Verdaderamente les ha complacido; y sus deudores son. Porque si a los gentiles se les ha hecho partícipes de sus cosas espirituales, su deber es también ministrarles en las cosas carnales.

Por esta razón, debido a que Pablo había deseado dar a conocer a Cristo donde no había sido predicado antes, se le había impedido venir a Roma.

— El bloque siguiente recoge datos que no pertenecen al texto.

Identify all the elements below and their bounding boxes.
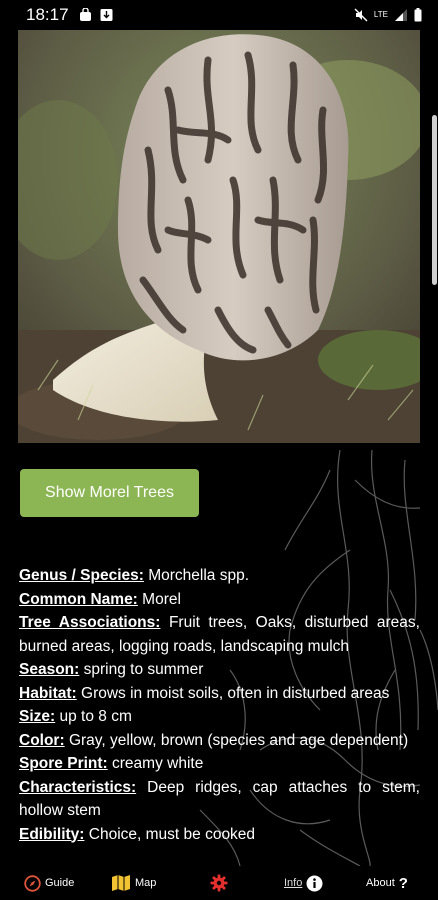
detail-value: Choice, must be cooked [88,825,256,843]
detail-label: Color: [19,731,65,749]
detail-value: Morel [142,590,181,608]
detail-characteristics: Characteristics: Deep ridges, cap attach… [19,776,420,823]
detail-size: Size: up to 8 cm [19,705,420,729]
tab-settings[interactable] [210,866,232,900]
tab-about[interactable]: About ? [366,866,408,900]
detail-habitat: Habitat: Grows in moist soils, often in … [19,682,420,706]
compass-icon [24,874,41,892]
map-icon [112,875,130,891]
detail-season: Season: spring to summer [19,658,420,682]
detail-value: up to 8 cm [59,708,132,725]
question-icon: ? [398,874,408,892]
download-icon [100,9,113,21]
bag-icon [79,8,91,21]
tab-label: Info [284,877,303,889]
tab-info[interactable]: Info [284,866,323,900]
tab-label: Guide [45,877,75,889]
detail-label: Genus / Species: [19,567,144,584]
tab-map[interactable]: Map [111,866,156,900]
detail-label: Season: [19,661,80,678]
scroll-indicator[interactable] [432,115,437,285]
detail-label: Common Name: [19,590,138,608]
detail-label: Edibility: [19,825,85,843]
detail-label: Size: [19,708,56,725]
status-time: 18:17 [26,5,69,24]
detail-spore-print: Spore Print: creamy white [19,752,420,776]
tab-guide[interactable]: Guide [24,866,74,900]
morel-photo [18,30,420,443]
system-icons: LTE [354,8,422,22]
detail-common-name: Common Name: Morel [19,588,420,612]
notification-icons [79,8,113,22]
detail-genus: Genus / Species: Morchella spp. [19,564,420,588]
mute-icon [354,8,368,22]
detail-value: creamy white [112,755,204,772]
status-bar: 18:17 LTE [0,0,438,30]
signal-icon [395,9,407,21]
detail-label: Characteristics: [19,778,137,796]
info-icon [306,875,323,891]
detail-label: Spore Print: [19,755,108,772]
battery-icon [414,8,422,22]
detail-edibility: Edibility: Choice, must be cooked [19,823,420,847]
detail-color: Color: Gray, yellow, brown (species and … [19,729,420,753]
detail-value: Gray, yellow, brown (species and age dep… [68,731,409,749]
detail-label: Habitat: [19,684,77,702]
detail-scroll-view[interactable]: Show Morel Trees Genus / Species: Morche… [0,30,438,866]
detail-value: Grows in moist soils, often in disturbed… [81,684,390,702]
mushroom-details: Genus / Species: Morchella spp. Common N… [19,564,420,846]
detail-value: spring to summer [83,661,204,678]
detail-tree-associations: Tree Associations: Fruit trees, Oaks, di… [19,611,420,658]
tab-label: Map [135,877,157,889]
tab-label: About [366,877,395,889]
network-type: LTE [373,10,388,19]
detail-label: Tree Associations: [19,614,161,631]
bottom-tab-bar: Guide Map Info About ? [0,866,438,900]
show-morel-trees-button[interactable]: Show Morel Trees [20,469,199,517]
gear-icon [210,874,228,892]
detail-value: Morchella spp. [148,567,250,584]
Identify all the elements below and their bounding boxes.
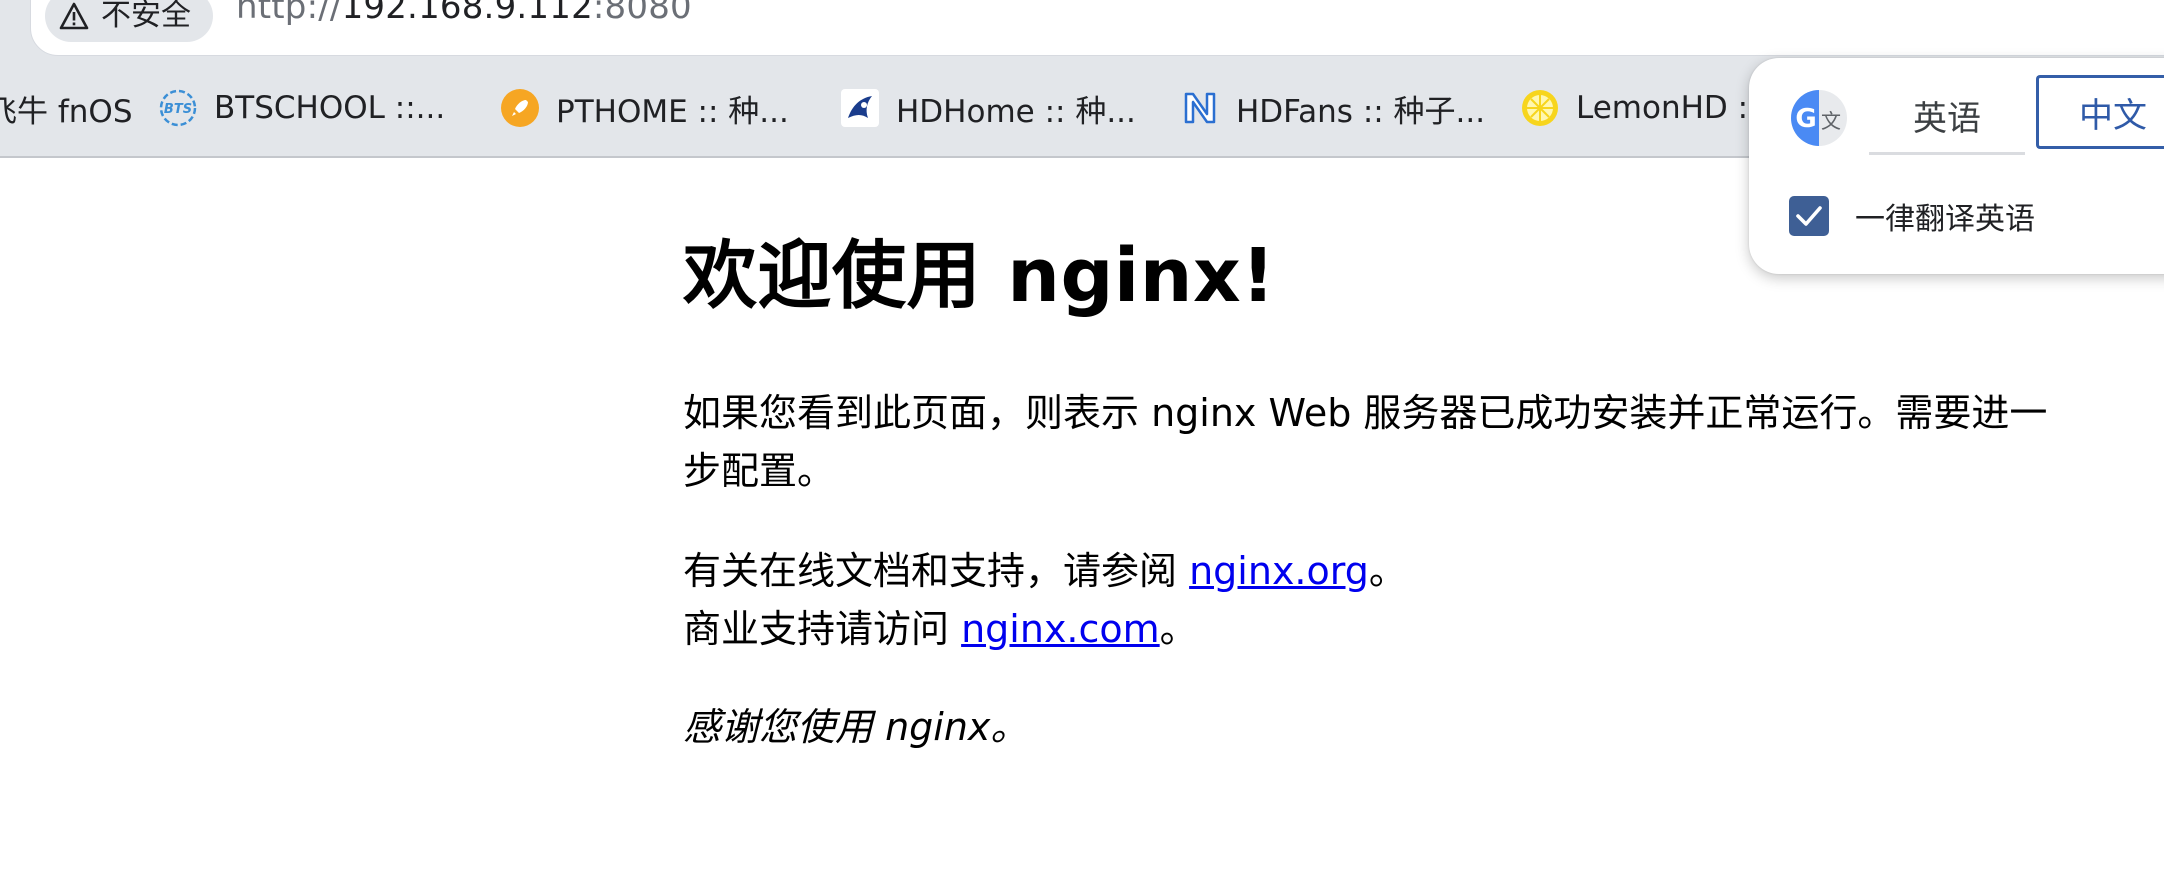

Esto había sido así en la mayoría de los casos cuando había tenido la oportunidad de hacer el viaje a Roma; su trabajo en Oriente lo había mantenido demasiado ocupado; en otras ocasiones pudo haber otros factores que le impidieron venir. Pero ahora no tiene más espacio en esas regiones, su trabajo en Oriente ha terminado.

Todo lo que queda por hacer bien puede ser atendido por las congregaciones que se han fundado. Por lo tanto, como Pablo había tenido durante muchos años el deseo, el más ferviente deseo, de venir a Roma, esperaba y tenía la intención de llevar a cabo su plan tan pronto como hiciera su viaje a España. Su intención era, al venir de Oriente, de Palestina, viajar por Roma, detenerse allí un tiempo para ver a los hermanos de Roma, visitarlos, y esperaba ser conducido en su camino desde el capital a su destino por una delegación de entre ellos, pero sólo después de haber disfrutado de su compañía, había tenido el placer de asociarse con ellos durante algún tiempo.

Este era su plan. Sin embargo, antes de que eso pudiera ser ejecutado, Paul tenía un deber importante que cumplir. Ahora estaba a punto de hacer el viaje contemplado a Jerusalén en cierto servicio a los santos, los miembros de la congregación en esa ciudad. Porque las congregaciones de Macedonia y Acaya, especialmente las de Filipos, Tesalónica, Berea y Corinto, habían decidido voluntariamente hacer una contribución de algún tamaño para los pobres entre los miembros de Jerusalén.

Al recibir esta colecta, los pobres de Jerusalén participarían de la abundancia de los hermanos de Macedonia y Acaya. Y así fue como debería ser, y la decisión fue sólo digna de elogio, porque los cristianos gentiles estaban realmente en deuda con los cristianos judíos. En Jerusalén estaba la iglesia madre de la cristiandad, y todos los dones y beneficios espirituales del cristianismo se habían esparcido por la tierra desde Jerusalén.

Y, por lo tanto, era correcto y justo que los gentiles convertidos sirvieran a aquellos de cuyos dones espirituales se habían convertido en participantes con su abundancia de bienes terrenales. Este principio bien podría recordarse en nuestros días, cuando las personas son tan propensas a olvidar los instrumentos de la gracia de Dios para ellos, ya sean hombres individuales o comunidades enteras.